April 16, 1912, was a busy day at The Daily Progress.
On that day, the paper featured stories on the sinking of the Titanic, the beginning of construction on Charlottesville's new $35,000 Jefferson Theater and Robert H. Wood Jr., of the Boston Institute of Technology, paying a visit to relatives in town.
Detailing events as mundane as visits from out-of-towners and as momentous as the start of World War I, p ages from the early decades of The Daily Progress now can be viewed for free on the Jefferson-Madison Regional Library website.
Librarians from the University of Virginia and Jefferson-Madison spent 2012 digitizing microfilm of the paper from its 1892 founding to 1923.
"This is a project that we have been wanting to do for the last 15 years because the newspaper is such a great resource and people use it all the time," said John Halliday, regional library director.
The project got off the ground in late 2011, after regional library staff contacted UVa for help implementing the idea.
"We thought it would be a good project," said UVa librarian Bradley Daigle.

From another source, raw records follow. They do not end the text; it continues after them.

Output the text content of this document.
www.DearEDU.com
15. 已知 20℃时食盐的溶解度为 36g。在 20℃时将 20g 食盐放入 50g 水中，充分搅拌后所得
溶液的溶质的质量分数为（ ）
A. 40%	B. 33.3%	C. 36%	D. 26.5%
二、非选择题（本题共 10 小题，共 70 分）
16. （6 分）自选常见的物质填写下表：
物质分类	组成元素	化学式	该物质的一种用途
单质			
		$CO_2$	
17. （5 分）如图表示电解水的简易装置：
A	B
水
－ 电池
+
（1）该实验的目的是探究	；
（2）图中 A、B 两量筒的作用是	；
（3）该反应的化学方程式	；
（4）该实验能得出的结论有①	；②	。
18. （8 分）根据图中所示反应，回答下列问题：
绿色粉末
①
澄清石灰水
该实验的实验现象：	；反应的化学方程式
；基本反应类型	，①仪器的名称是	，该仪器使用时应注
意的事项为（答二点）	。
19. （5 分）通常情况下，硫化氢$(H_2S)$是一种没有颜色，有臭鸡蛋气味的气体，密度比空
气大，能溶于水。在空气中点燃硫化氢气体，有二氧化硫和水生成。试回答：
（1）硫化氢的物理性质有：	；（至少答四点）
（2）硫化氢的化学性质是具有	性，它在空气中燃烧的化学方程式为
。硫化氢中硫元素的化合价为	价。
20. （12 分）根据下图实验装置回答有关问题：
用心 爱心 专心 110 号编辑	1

The next step, Halliday said, is to add software that recognizes characters on the scanned pages, allowing patrons to search by subject. As it stands, the website only allows visitors to browse the pages.
"We're hoping that this can kind of get the community jazzed up so that they can use the site frequently, and maybe another stage would be community feedback to make it a continuously improved project," Daigle said.
Funding for the project came from UVa and donations to the regional library.
Lawrence McConnell, publisher of The Daily Progress, hailed the project.
"This will be a great resource for historians, researchers and members of our community," McConnell said.